At Defcon 22 – ‘the largest hacking conference in the world’ – which took place this year on 7-10 August in Las Vegas, two US IT experts revealed what they had achieved since their successful crowdfunding campaign on Kickstarter in late 2013 to get Dark Mail, a tool designed to guarantee email data security, up and running.
Following last year’s ‘Summer of Snowden’ revelations about the US National Security Agency’s mass surveillance activities, Internet users have become increasingly concerned about the use to which their data transiting over the Internet could be put. Email ‘boxes’, which often carry sensitive and confidential information, are exposed to surveillance because the encryption system designed to protect the email content does not hide the metadata – i.e. the person to whom you are sending the email, the subject of the message, the time you sent it, and such basic details. It is no chance occurrence that US software engineer Ladar Levison has now decided to launch Dark Mail with the help of star hacker Stephen Watt. The idea was actually conceived six years ago, but Levison thinks that now the time is right to graft the Dark Mail tool on to traditional email boxes in a bid to block mass surveillance.
Email confidentiality now for all
Tools that enable IT buffs to encrypt their metadata using private and public keys, such as the data encryption programme Pretty Good Privacy (PGP), have been around for a long time. Like the secure multiplatform communication services firm Silent Circle launched by Phil Zimmermann, which encrypts data for all mobile communications across-the-board, Dark Mail is now offering this type of service to novices, while ensuring that the experience of sending an email remains as straightforward as before. “The mechanism – which is by no means straightforward for the average user – whereby you use the public key of the person you’re sending your email to, will no longer be a problem,” explains Cloud Computing specialist Guillaume Plouin. Whereas when using Silent Circle your correspondent also has to be a subscriber, Dark Mail will enable you to communicate by email with your recipients whoever their service provider is. At the same time Dark Mail limits the extent to which spy software can view your metadata.
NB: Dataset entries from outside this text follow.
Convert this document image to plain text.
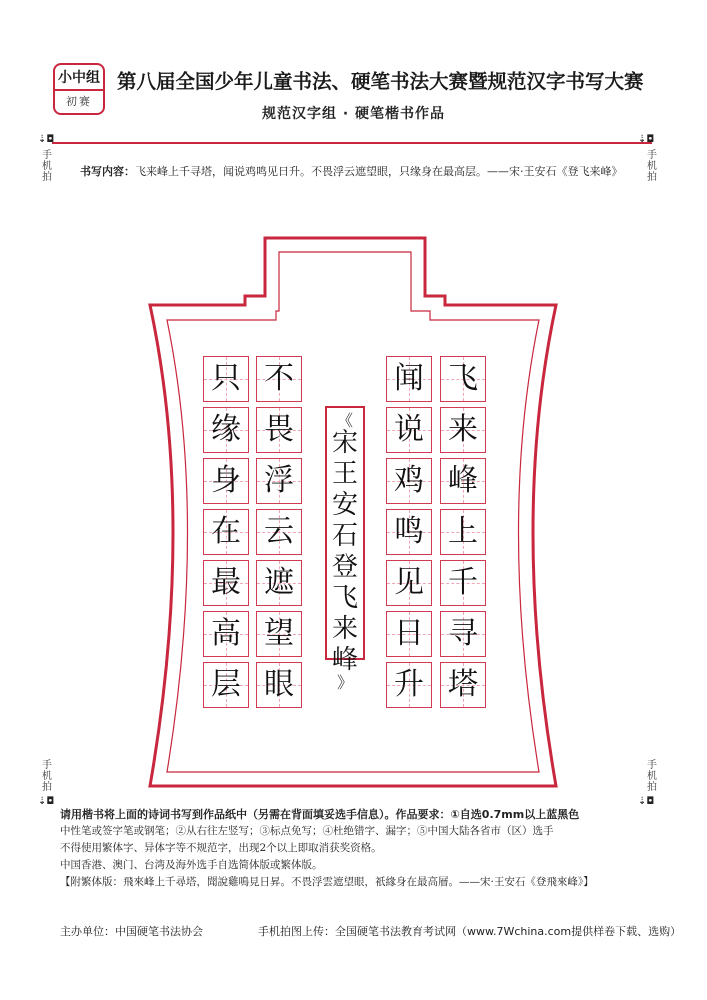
小中组
初赛
第八届全国少年儿童书法、硬笔书法大赛暨规范汉字书写大赛
规范汉字组 · 硬笔楷书作品
⇣◘
手机拍
⇣◘
手机拍
手机拍
⇣◘
手机拍
⇣◘
书写内容：飞来峰上千寻塔，闻说鸡鸣见日升。不畏浮云遮望眼，只缘身在最高层。——宋·王安石《登飞来峰》
飞
来
峰
上
千
寻
塔
闻
说
鸡
鸣
见
日
升
不
畏
浮
云
遮
望
眼
只
缘
身
在
最
高
层
《
宋
王
安
石
登
飞
来
峰
》
请用楷书将上面的诗词书写到作品纸中（另需在背面填妥选手信息）。作品要求：①自选0.7mm以上蓝黑色
中性笔或签字笔或钢笔；②从右往左竖写；③标点免写；④杜绝错字、漏字；⑤中国大陆各省市（区）选手
不得使用繁体字、异体字等不规范字，出现2个以上即取消获奖资格。
中国香港、澳门、台湾及海外选手自选简体版或繁体版。
【附繁体版：飛來峰上千尋塔，聞說雞鳴見日昇。不畏浮雲遮望眼，祇緣身在最高層。——宋·王安石《登飛來峰》】
主办单位：中国硬笔书法协会	手机拍图上传：全国硬笔书法教育考试网（www.7Wchina.com提供样卷下载、选购）
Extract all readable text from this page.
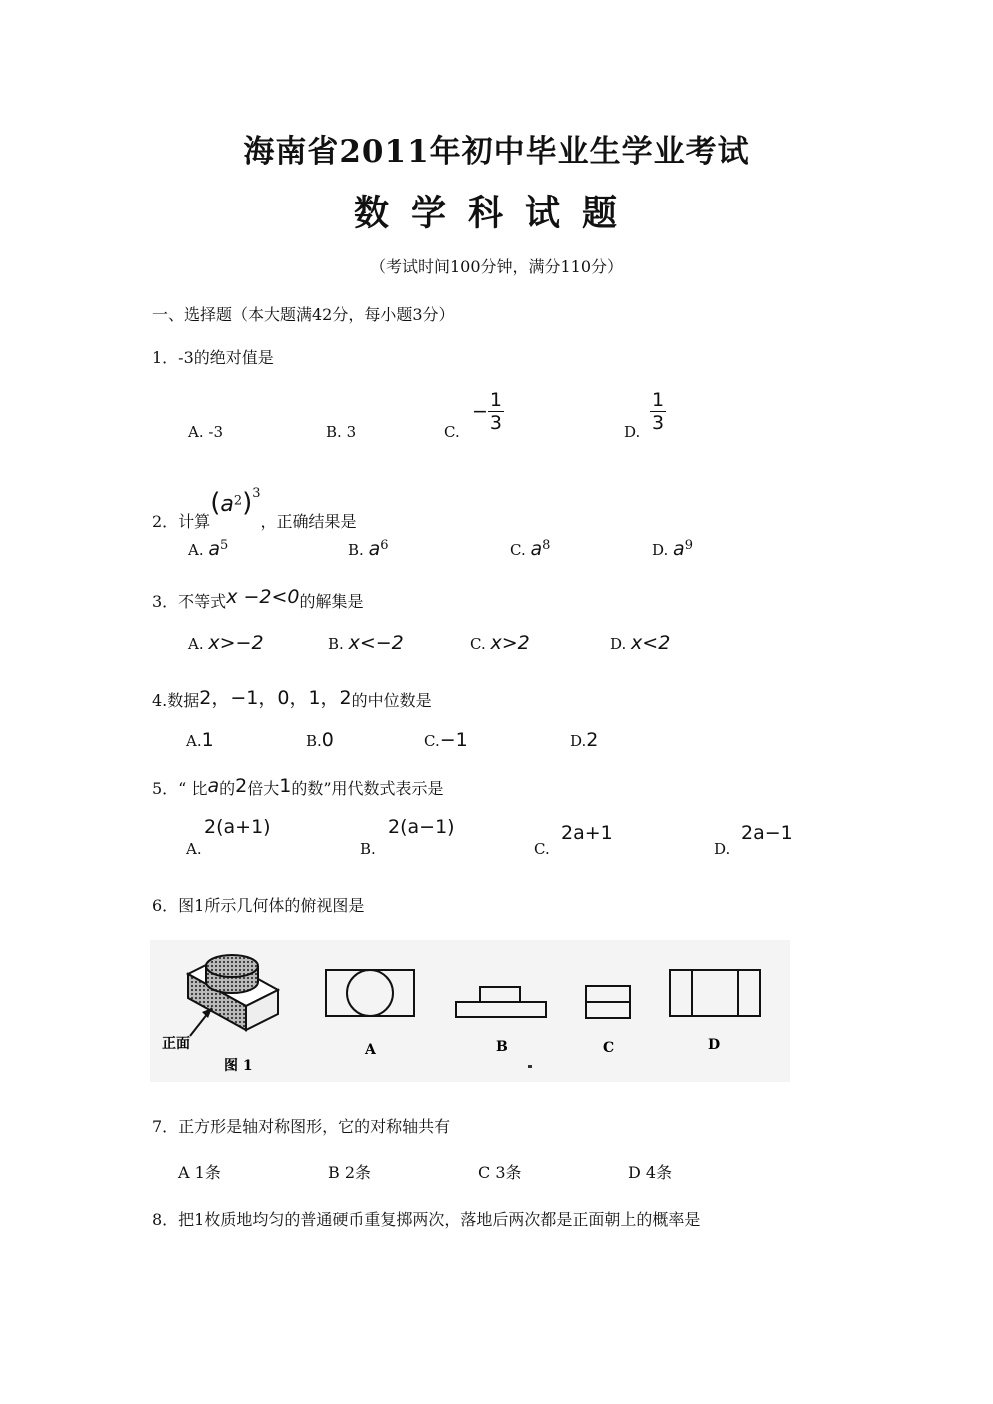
海南省2011年初中毕业生学业考试
数学科试题
（考试时间100分钟，满分110分）
一、选择题（本大题满42分，每小题3分）
1．-3的绝对值是
A. -3	B. 3	C.
− $\frac{1}{3}$	D. $\frac{1}{3}$
2．计算$(a^2)^3$，正确结果是
A. $a^5$	B. $a^6$	C. $a^8$	D. $a^9$
3．不等式x −2<0的解集是
A. x>−2	B. x<−2	C. x>2	D. x<2
4.数据2，−1，0，1，2的中位数是
A.1	B.0	C.−1	D.2
5．“ 比a的2倍大1的数”用代数式表示是
A.
2(a+1)
B.
2(a−1)
C.
2a+1
D.
2a−1
6．图1所示几何体的俯视图是
正面
图 1
A	B	C	D
7．正方形是轴对称图形，它的对称轴共有
A 1条	B 2条	C 3条	D 4条
8．把1枚质地均匀的普通硬币重复掷两次，落地后两次都是正面朝上的概率是
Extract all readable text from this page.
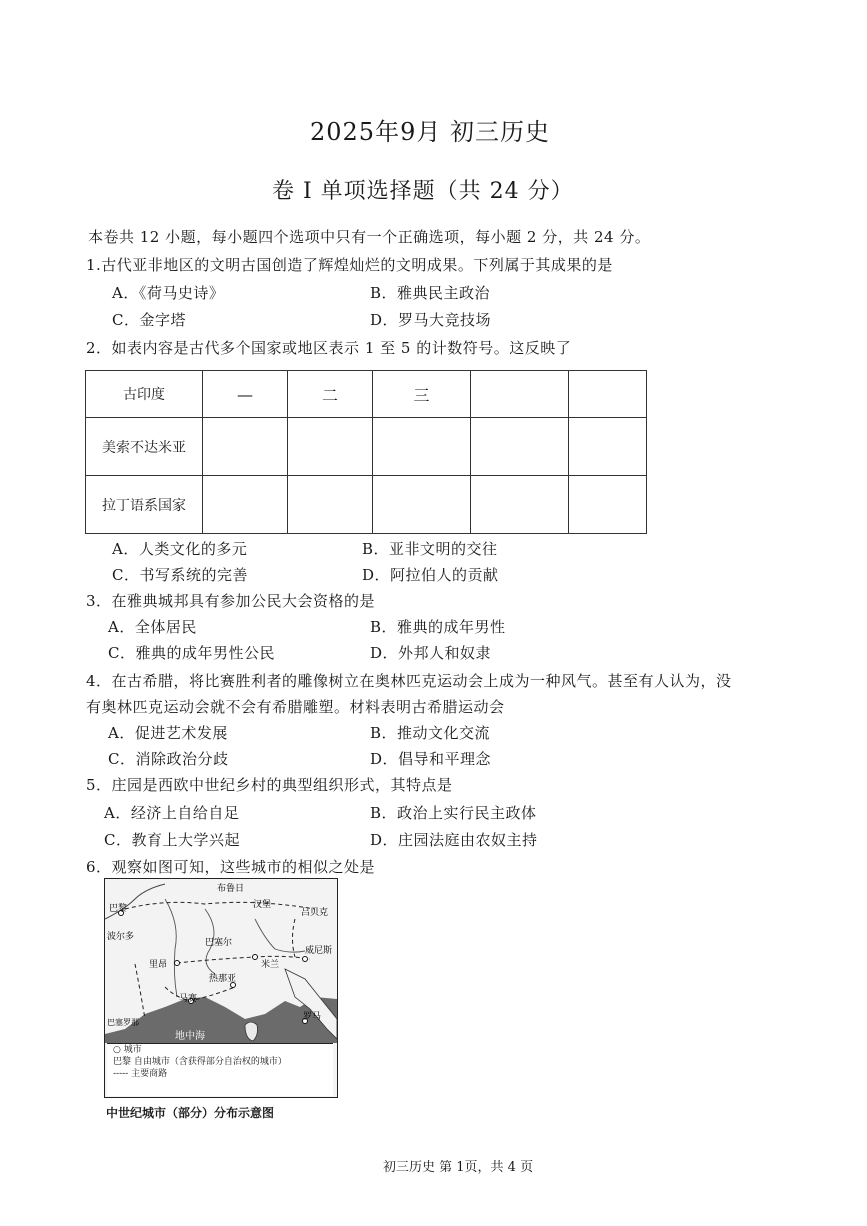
2025年9月 初三历史
卷 Ⅰ 单项选择题（共 24 分）
本卷共 12 小题，每小题四个选项中只有一个正确选项，每小题 2 分，共 24 分。
1.古代亚非地区的文明古国创造了辉煌灿烂的文明成果。下列属于其成果的是
A．《荷马史诗》	B．雅典民主政治
C．金字塔	D．罗马大竞技场
2．如表内容是古代多个国家或地区表示 1 至 5 的计数符号。这反映了
古印度	—	二	三		
美索不达米亚					
拉丁语系国家					
A．人类文化的多元	B．亚非文明的交往
C．书写系统的完善	D．阿拉伯人的贡献
3．在雅典城邦具有参加公民大会资格的是
A．全体居民	B．雅典的成年男性
C．雅典的成年男性公民	D．外邦人和奴隶
4．在古希腊，将比赛胜利者的雕像树立在奥林匹克运动会上成为一种风气。甚至有人认为，没
有奥林匹克运动会就不会有希腊雕塑。材料表明古希腊运动会
A．促进艺术发展	B．推动文化交流
C．消除政治分歧	D．倡导和平理念
5．庄园是西欧中世纪乡村的典型组织形式，其特点是
A．经济上自给自足	B．政治上实行民主政体
C．教育上大学兴起	D．庄园法庭由农奴主持
6．观察如图可知，这些城市的相似之处是
巴黎
布鲁日
波尔多
汉堡
吕贝克
里昂
巴塞尔
米兰
威尼斯
热那亚
马赛
巴塞罗那
罗马
地中海
○ 城市
巴黎 自由城市（含获得部分自治权的城市）
----- 主要商路
中世纪城市（部分）分布示意图
初三历史 第 1页，共 4 页
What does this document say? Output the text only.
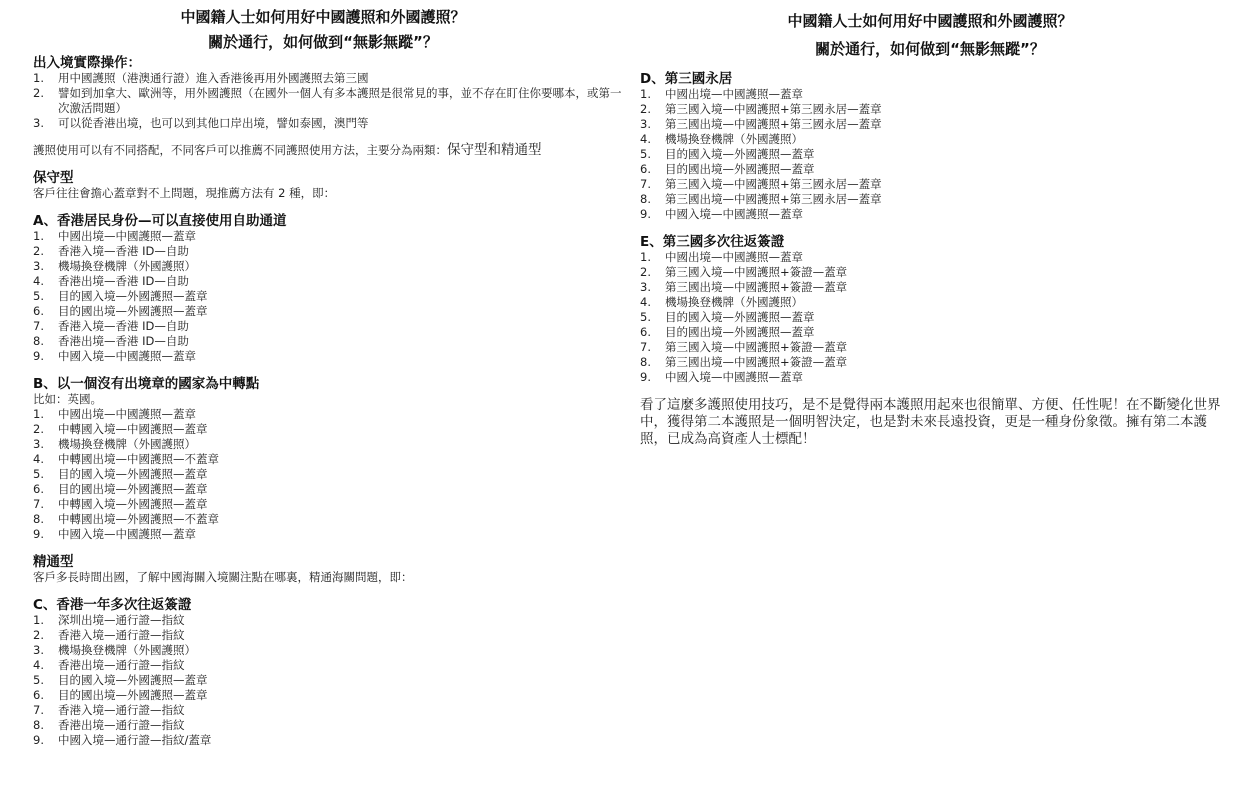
中國籍人士如何用好中國護照和外國護照？
關於通行，如何做到“無影無蹤”？
出入境實際操作：
1.	用中國護照（港澳通行證）進入香港後再用外國護照去第三國
2.	譬如到加拿大、歐洲等，用外國護照（在國外一個人有多本護照是很常見的事，並不存在盯住你要哪本，或第一次激活問題）
3.	可以從香港出境，也可以到其他口岸出境，譬如泰國，澳門等
護照使用可以有不同搭配，不同客戶可以推薦不同護照使用方法，主要分為兩類：保守型和精通型
保守型
客戶往往會擔心蓋章對不上問題，現推薦方法有 2 種，即：
A、香港居民身份—可以直接使用自助通道
1.	中國出境—中國護照—蓋章
2.	香港入境—香港 ID—自助
3.	機場換登機牌（外國護照）
4.	香港出境—香港 ID—自助
5.	目的國入境—外國護照—蓋章
6.	目的國出境—外國護照—蓋章
7.	香港入境—香港 ID—自助
8.	香港出境—香港 ID—自助
9.	中國入境—中國護照—蓋章
B、以一個沒有出境章的國家為中轉點
比如：英國。
1.	中國出境—中國護照—蓋章
2.	中轉國入境—中國護照—蓋章
3.	機場換登機牌（外國護照）
4.	中轉國出境—中國護照—不蓋章
5.	目的國入境—外國護照—蓋章
6.	目的國出境—外國護照—蓋章
7.	中轉國入境—外國護照—蓋章
8.	中轉國出境—外國護照—不蓋章
9.	中國入境—中國護照—蓋章
精通型
客戶多長時間出國，了解中國海關入境關注點在哪裏，精通海關問題，即：
C、香港一年多次往返簽證
1.	深圳出境—通行證—指紋
2.	香港入境—通行證—指紋
3.	機場換登機牌（外國護照）
4.	香港出境—通行證—指紋
5.	目的國入境—外國護照—蓋章
6.	目的國出境—外國護照—蓋章
7.	香港入境—通行證—指紋
8.	香港出境—通行證—指紋
9.	中國入境—通行證—指紋/蓋章
中國籍人士如何用好中國護照和外國護照？
關於通行，如何做到“無影無蹤”？
D、第三國永居
1.	中國出境—中國護照—蓋章
2.	第三國入境—中國護照+第三國永居—蓋章
3.	第三國出境—中國護照+第三國永居—蓋章
4.	機場換登機牌（外國護照）
5.	目的國入境—外國護照—蓋章
6.	目的國出境—外國護照—蓋章
7.	第三國入境—中國護照+第三國永居—蓋章
8.	第三國出境—中國護照+第三國永居—蓋章
9.	中國入境—中國護照—蓋章
E、第三國多次往返簽證
1.	中國出境—中國護照—蓋章
2.	第三國入境—中國護照+簽證—蓋章
3.	第三國出境—中國護照+簽證—蓋章
4.	機場換登機牌（外國護照）
5.	目的國入境—外國護照—蓋章
6.	目的國出境—外國護照—蓋章
7.	第三國入境—中國護照+簽證—蓋章
8.	第三國出境—中國護照+簽證—蓋章
9.	中國入境—中國護照—蓋章
看了這麼多護照使用技巧，是不是覺得兩本護照用起來也很簡單、方便、任性呢！在不斷變化世界中，獲得第二本護照是一個明智決定，也是對未來長遠投資，更是一種身份象徵。擁有第二本護照，已成為高資產人士標配！
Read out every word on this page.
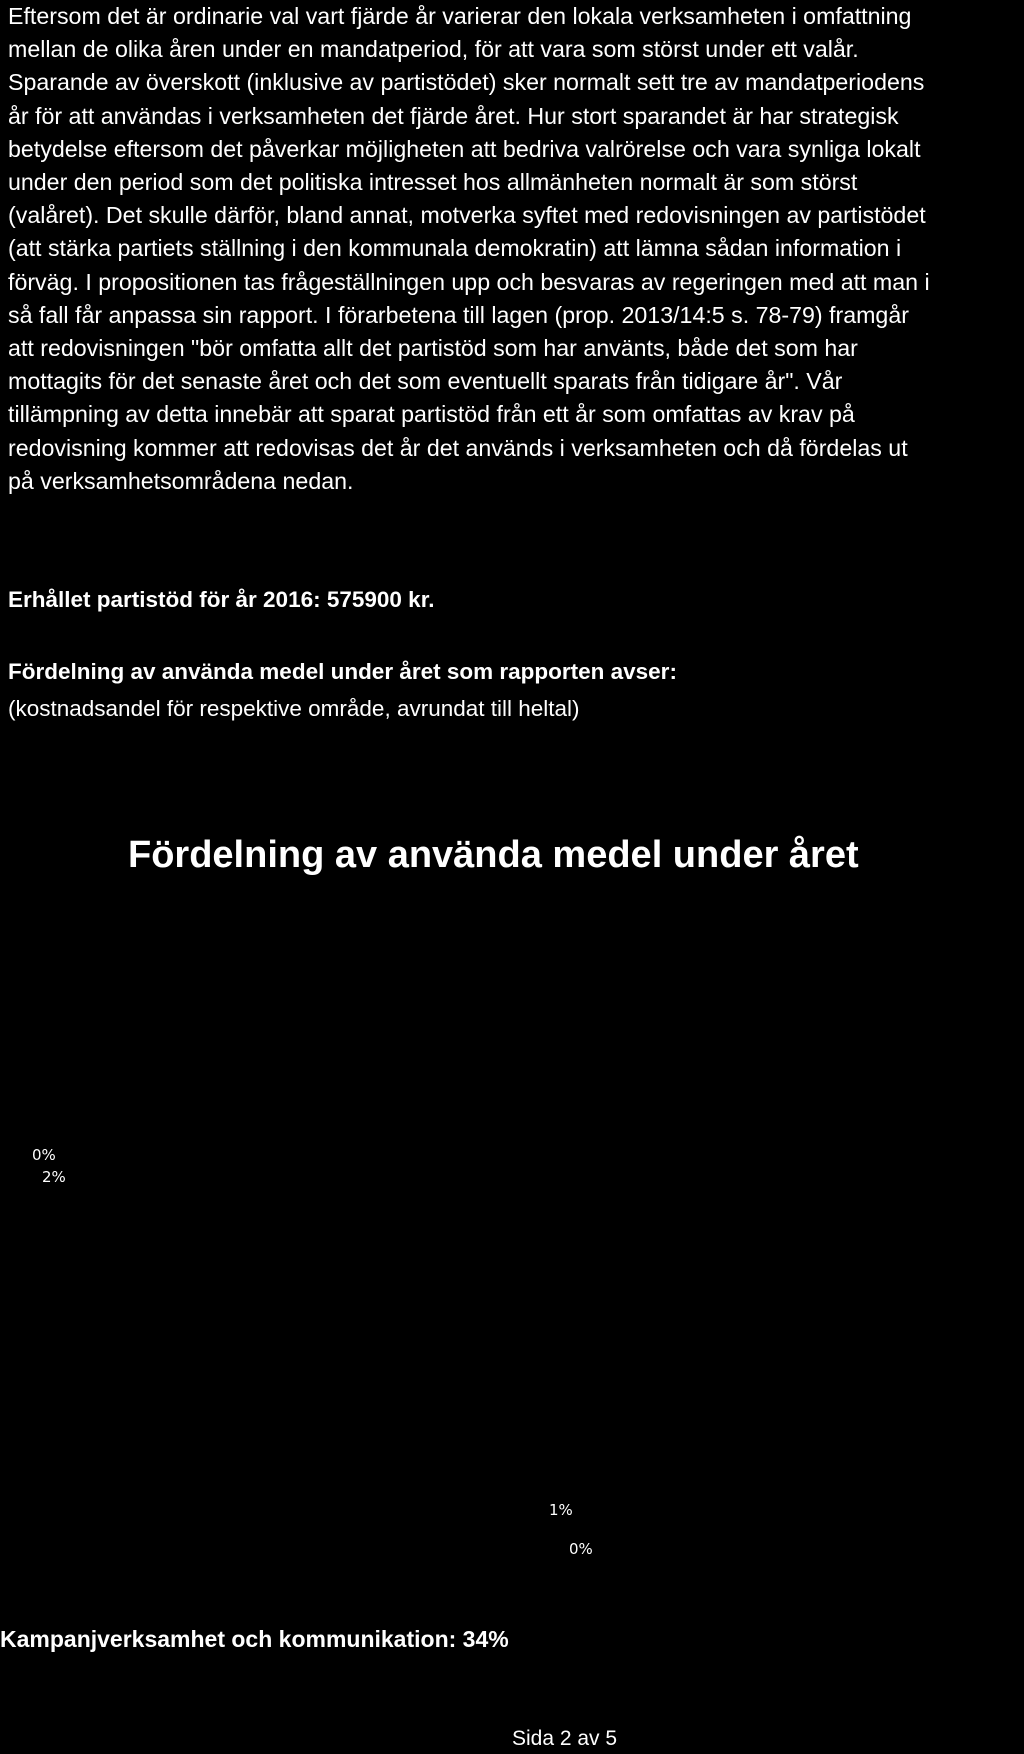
Eftersom det är ordinarie val vart fjärde år varierar den lokala verksamheten i omfattning
mellan de olika åren under en mandatperiod, för att vara som störst under ett valår.
Sparande av överskott (inklusive av partistödet) sker normalt sett tre av mandatperiodens
år för att användas i verksamheten det fjärde året. Hur stort sparandet är har strategisk
betydelse eftersom det påverkar möjligheten att bedriva valrörelse och vara synliga lokalt
under den period som det politiska intresset hos allmänheten normalt är som störst
(valåret). Det skulle därför, bland annat, motverka syftet med redovisningen av partistödet
(att stärka partiets ställning i den kommunala demokratin) att lämna sådan information i
förväg. I propositionen tas frågeställningen upp och besvaras av regeringen med att man i
så fall får anpassa sin rapport. I förarbetena till lagen (prop. 2013/14:5 s. 78-79) framgår
att redovisningen "bör omfatta allt det partistöd som har använts, både det som har
mottagits för det senaste året och det som eventuellt sparats från tidigare år". Vår
tillämpning av detta innebär att sparat partistöd från ett år som omfattas av krav på
redovisning kommer att redovisas det år det används i verksamheten och då fördelas ut
på verksamhetsområdena nedan.

Erhållet partistöd för år 2016: 575900 kr.

Fördelning av använda medel under året som rapporten avser:

(kostnadsandel för respektive område, avrundat till heltal)

Fördelning av använda medel under året

0%
2%
1%
0%

Kampanjverksamhet och kommunikation: 34%

Sida 2 av 5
A model suitable for everyone to use?
Although most Internet users do not seem directly affected by these surveillance problems, Guillaume Plouin points out that “political figures and business people tend to be on the lookout for this kind of tool.” However, following the recent interest in Dark Mail shown by the main email service providers, one might envisage this type of message and metadata encryption becoming more widespread and even systematic, so that confidentiality issues could perhaps disappear. Plouin underlines that while access to metadata can prove lucrative, major Internet players such as Google will prioritise the “concern for user trust”, which they now have to win back following the loss of credibility arising from the revelations about NSA surveillance activities.